Singles from Reptilectric
- "Reptilectric" Released: October 2, 2008; "Nada" Released: February 6, 2009; "Poli" Released: July 4, 2009;

= Reptilectric =

Reptilectric is the fourth studio album by Mexican rock band Zoé, released in October 2008 through EMI Music. It was produced by Phil Vinall, who had previously worked with Radiohead and Placebo. The album debuted at number one on the Mexican sales charts and became Zoé's second platinum album for its 80,000 copies sold in Mexico alone.
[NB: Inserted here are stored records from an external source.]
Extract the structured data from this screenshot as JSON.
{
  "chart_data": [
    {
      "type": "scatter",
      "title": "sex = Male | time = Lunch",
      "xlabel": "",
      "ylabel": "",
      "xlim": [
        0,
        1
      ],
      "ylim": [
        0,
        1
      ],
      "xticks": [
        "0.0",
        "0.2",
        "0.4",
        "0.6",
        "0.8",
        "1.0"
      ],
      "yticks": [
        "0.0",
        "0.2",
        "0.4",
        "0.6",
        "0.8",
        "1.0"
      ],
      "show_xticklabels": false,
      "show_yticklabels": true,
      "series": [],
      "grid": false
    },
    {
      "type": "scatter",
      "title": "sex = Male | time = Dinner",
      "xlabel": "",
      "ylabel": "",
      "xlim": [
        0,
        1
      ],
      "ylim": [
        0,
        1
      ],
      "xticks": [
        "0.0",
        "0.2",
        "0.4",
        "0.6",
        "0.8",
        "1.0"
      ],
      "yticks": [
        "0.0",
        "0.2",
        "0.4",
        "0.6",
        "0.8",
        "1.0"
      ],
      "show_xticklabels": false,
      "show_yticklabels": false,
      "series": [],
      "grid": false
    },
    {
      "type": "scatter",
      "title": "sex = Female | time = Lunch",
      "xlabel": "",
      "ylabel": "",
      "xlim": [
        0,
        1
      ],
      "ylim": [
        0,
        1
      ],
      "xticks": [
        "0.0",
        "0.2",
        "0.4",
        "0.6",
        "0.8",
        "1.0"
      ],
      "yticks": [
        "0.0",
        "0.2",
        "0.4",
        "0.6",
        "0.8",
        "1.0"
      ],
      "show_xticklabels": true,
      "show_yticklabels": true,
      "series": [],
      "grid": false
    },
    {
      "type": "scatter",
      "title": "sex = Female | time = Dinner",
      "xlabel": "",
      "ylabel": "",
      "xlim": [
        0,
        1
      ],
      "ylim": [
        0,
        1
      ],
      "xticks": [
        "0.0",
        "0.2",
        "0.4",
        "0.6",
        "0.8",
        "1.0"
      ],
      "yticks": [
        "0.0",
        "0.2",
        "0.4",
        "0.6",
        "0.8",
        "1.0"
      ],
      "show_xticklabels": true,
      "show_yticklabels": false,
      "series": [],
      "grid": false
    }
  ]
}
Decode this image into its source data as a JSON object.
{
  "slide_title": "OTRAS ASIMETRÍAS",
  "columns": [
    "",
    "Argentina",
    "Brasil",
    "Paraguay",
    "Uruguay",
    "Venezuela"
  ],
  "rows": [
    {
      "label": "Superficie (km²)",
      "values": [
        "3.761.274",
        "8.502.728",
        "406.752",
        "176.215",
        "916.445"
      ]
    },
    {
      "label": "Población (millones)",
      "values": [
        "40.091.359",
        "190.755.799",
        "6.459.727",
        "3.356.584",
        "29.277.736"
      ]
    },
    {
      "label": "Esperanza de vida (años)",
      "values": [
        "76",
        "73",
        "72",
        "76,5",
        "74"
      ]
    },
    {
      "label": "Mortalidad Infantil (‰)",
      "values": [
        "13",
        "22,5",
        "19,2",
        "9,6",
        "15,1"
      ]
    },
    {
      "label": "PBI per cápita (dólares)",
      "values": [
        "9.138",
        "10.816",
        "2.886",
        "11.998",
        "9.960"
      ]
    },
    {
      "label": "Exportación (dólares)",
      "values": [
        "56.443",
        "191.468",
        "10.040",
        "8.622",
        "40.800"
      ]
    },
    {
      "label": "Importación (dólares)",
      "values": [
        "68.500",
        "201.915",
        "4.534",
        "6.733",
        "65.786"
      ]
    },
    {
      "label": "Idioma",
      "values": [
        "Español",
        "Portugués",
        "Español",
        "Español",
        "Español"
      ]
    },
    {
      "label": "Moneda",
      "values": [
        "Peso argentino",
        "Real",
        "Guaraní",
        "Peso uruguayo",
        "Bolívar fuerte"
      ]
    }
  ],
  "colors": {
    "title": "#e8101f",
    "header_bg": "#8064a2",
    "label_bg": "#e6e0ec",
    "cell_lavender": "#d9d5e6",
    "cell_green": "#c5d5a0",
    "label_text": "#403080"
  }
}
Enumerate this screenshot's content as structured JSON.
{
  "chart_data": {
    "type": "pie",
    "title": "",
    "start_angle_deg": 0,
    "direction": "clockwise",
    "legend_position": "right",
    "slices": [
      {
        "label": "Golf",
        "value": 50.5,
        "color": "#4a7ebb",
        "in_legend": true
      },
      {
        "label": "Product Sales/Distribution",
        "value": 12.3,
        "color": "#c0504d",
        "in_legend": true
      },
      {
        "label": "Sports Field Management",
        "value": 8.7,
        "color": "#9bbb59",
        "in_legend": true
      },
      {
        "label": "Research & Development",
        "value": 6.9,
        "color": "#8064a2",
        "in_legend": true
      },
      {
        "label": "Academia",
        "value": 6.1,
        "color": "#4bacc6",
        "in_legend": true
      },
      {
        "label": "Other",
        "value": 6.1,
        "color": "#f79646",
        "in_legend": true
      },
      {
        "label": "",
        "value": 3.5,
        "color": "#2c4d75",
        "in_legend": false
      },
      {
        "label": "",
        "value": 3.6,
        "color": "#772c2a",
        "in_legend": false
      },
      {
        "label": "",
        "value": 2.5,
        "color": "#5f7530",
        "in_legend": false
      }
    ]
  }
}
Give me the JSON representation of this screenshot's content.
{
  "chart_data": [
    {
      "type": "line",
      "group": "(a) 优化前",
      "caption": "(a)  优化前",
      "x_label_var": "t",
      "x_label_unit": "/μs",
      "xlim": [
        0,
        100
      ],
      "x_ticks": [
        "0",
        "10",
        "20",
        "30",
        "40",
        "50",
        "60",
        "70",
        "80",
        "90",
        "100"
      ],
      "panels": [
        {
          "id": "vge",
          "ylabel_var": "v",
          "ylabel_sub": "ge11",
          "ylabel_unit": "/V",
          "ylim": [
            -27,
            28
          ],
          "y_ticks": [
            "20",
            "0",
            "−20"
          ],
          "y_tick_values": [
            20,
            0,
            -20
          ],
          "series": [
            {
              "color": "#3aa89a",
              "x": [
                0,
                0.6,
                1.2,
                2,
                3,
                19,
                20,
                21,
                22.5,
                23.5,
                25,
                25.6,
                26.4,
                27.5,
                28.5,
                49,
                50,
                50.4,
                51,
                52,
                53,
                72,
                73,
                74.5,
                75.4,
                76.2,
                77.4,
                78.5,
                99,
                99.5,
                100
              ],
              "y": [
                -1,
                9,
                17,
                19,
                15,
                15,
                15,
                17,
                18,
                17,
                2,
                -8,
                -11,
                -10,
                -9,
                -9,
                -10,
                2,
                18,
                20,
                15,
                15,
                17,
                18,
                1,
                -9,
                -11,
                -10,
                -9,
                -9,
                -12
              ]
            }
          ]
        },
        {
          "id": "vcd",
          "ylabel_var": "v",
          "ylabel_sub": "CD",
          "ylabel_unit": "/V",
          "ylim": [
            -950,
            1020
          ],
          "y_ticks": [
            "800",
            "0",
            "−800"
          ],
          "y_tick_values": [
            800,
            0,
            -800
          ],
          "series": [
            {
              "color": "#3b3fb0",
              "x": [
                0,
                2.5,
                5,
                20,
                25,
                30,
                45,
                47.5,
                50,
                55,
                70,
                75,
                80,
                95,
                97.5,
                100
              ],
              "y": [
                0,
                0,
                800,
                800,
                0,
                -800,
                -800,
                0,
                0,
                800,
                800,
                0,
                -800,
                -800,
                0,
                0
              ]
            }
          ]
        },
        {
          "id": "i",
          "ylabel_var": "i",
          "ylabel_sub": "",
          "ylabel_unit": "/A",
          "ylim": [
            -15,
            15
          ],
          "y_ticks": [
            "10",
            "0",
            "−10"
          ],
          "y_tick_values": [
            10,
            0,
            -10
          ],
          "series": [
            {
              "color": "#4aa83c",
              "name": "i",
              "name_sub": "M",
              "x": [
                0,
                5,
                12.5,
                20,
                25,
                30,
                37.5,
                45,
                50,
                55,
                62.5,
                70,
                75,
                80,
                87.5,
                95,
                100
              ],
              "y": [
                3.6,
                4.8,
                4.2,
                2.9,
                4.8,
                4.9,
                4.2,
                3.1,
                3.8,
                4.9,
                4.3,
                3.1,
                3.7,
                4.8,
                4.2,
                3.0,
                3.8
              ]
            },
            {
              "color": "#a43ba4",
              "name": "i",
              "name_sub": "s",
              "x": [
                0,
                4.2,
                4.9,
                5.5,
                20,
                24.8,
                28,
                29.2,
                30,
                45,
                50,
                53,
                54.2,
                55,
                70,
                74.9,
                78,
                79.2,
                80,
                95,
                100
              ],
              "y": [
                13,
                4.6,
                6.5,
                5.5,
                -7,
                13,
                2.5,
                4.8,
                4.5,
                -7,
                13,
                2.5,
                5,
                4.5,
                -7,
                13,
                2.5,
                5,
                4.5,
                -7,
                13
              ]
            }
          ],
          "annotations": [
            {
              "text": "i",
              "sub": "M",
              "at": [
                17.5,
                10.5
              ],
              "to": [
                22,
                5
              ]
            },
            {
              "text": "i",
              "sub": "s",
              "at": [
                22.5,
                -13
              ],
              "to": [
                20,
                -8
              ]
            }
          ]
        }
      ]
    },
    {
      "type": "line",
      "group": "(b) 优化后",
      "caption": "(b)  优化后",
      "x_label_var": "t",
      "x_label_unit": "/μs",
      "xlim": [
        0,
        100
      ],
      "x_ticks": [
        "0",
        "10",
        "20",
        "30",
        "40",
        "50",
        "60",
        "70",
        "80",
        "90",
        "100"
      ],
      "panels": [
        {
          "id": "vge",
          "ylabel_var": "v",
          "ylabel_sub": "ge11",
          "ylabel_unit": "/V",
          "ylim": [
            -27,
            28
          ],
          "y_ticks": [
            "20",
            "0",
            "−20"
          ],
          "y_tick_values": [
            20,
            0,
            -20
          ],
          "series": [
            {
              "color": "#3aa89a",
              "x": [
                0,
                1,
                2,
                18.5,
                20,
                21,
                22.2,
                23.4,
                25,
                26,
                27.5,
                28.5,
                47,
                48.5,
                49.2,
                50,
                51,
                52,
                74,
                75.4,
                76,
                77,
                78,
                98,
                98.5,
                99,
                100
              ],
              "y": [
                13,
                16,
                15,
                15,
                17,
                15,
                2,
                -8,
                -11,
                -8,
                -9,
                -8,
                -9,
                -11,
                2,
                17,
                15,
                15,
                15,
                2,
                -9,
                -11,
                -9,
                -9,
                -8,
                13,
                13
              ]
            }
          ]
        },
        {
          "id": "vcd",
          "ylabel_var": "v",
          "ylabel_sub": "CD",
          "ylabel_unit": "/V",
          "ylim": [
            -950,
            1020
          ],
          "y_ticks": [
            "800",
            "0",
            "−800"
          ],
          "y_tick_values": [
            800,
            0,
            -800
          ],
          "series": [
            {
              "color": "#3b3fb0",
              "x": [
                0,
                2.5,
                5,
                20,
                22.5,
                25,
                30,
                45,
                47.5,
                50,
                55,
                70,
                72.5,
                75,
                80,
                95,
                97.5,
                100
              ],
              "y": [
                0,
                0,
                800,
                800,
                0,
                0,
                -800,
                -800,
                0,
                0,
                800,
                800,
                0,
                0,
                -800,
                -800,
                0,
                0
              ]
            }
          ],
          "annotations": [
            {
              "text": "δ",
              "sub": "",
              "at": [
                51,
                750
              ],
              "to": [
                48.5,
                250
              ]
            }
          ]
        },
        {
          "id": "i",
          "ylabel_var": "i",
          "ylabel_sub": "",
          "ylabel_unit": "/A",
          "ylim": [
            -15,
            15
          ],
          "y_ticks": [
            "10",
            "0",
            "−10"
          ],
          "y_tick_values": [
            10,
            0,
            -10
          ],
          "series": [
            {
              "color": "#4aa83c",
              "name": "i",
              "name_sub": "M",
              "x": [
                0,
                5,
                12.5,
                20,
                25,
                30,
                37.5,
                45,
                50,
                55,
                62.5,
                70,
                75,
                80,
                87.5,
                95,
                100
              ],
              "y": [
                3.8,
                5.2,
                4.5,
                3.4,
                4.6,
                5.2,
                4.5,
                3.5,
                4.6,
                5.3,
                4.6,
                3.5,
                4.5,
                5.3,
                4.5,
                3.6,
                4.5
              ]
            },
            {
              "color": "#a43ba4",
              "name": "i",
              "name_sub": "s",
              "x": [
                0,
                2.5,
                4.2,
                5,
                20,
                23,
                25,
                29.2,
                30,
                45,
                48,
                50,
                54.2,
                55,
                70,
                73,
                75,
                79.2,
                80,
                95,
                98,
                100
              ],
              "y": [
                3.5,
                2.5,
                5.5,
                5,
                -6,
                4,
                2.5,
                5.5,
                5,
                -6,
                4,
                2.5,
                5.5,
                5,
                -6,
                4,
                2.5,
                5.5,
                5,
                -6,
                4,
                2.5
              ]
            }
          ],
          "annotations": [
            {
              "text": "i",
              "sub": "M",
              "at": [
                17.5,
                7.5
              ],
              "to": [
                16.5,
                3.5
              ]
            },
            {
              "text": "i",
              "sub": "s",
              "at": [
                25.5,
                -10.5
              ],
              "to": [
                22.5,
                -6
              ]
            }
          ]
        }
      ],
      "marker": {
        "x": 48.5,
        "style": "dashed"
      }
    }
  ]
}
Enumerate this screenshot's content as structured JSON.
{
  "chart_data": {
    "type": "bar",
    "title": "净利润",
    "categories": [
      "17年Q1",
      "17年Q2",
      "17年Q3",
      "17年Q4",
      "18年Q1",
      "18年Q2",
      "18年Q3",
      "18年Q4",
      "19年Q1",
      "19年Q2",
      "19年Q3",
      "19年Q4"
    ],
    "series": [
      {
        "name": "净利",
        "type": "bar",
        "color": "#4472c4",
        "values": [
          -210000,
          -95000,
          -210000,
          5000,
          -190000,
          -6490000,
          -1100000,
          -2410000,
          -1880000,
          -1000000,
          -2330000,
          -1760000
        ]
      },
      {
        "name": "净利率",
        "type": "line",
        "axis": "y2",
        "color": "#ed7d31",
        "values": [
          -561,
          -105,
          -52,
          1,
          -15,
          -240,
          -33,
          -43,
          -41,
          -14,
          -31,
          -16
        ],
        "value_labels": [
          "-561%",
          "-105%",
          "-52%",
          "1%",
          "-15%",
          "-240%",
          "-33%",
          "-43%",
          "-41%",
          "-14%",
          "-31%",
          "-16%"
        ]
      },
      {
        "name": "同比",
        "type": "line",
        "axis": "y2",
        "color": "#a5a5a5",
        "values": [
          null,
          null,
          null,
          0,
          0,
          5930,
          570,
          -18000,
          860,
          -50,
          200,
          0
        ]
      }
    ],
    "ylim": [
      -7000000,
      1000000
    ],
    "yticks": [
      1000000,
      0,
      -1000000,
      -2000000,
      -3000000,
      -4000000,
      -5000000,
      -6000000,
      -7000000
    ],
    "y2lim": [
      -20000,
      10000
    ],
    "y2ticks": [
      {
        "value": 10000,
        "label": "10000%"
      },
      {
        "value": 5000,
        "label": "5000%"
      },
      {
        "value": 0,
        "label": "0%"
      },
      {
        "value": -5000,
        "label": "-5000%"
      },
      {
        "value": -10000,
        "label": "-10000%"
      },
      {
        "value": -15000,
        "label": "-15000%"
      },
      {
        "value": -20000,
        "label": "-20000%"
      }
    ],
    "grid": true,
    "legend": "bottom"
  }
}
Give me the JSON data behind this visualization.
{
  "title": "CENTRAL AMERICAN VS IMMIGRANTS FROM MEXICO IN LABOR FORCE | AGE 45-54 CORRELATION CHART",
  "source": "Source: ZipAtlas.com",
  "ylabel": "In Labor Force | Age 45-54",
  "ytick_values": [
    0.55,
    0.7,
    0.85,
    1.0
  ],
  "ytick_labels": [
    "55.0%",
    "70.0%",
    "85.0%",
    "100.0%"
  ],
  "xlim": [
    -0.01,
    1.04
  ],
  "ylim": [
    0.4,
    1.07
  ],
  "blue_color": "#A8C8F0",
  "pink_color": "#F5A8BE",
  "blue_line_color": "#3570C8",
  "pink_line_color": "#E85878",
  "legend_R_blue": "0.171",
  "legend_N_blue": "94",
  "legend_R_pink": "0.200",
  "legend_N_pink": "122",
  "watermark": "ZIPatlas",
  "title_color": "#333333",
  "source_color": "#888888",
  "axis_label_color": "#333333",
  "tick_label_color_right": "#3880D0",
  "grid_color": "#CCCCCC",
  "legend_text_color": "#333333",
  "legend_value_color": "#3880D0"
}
On November 25, 2009, Zoé received three Premios OYE! for Album, Group, and Video of Year.

Professional ratings
Review scores
| Source | Rating |
| Allmusic.com |  |

==Track listing==

| No. | Title | Length |
|---|---|---|
| 1. | "Reptilectric" | 3:52 |
| 2. | "Nada" ("Nothing") | 5:34 |
| 3. | "Sombras" ("Shadows") | 4:12 |
| 4. | "No Hay Dolor" ("There's No Pain") | 3:12 |
| 5. | "Poli" | 3:20 |
| 6. | "Resiste" ("Hold On") | 3:00 |
| 7. | "Neandertal" ("Neanderthal") | 3:44 |
| 8. | "Fantasma" ("Ghost") | 4:22 |
| 9. | "Luna" ("Moon") | 4:41 |
| 10. | "Últimos Días" ("Last Days") | 3:52 |
| 11. | "Babilonia" ("Babylonia") | 3:29 |

==Singles==
The first single of the album was Reptilectric, which had its own music video.

In February 2009, a poll was held in order to decide which song would be the album's second single. "Nada" turned out to be the winner, and was offered as a free download via iTunes, becoming the single of the week for the week of May 7, 2008. An accompanying music video was released in April 2009.

Similarly, a second poll was held in order to pick the album's third single, but before the winner had been announced, Larregui posted in the band's website some messages that suggested that the vídeo for the single had already been shot. On August 31, "Poli" was released by Zoé as the third single off the album, via Myspace.

==Certifications==

| Region | Certification | Certified units/sales |
| Mexico (AMPROFON) | 2× Platinum | 160,000^{‡} |
^{‡} Sales+streaming figures based on certification alone.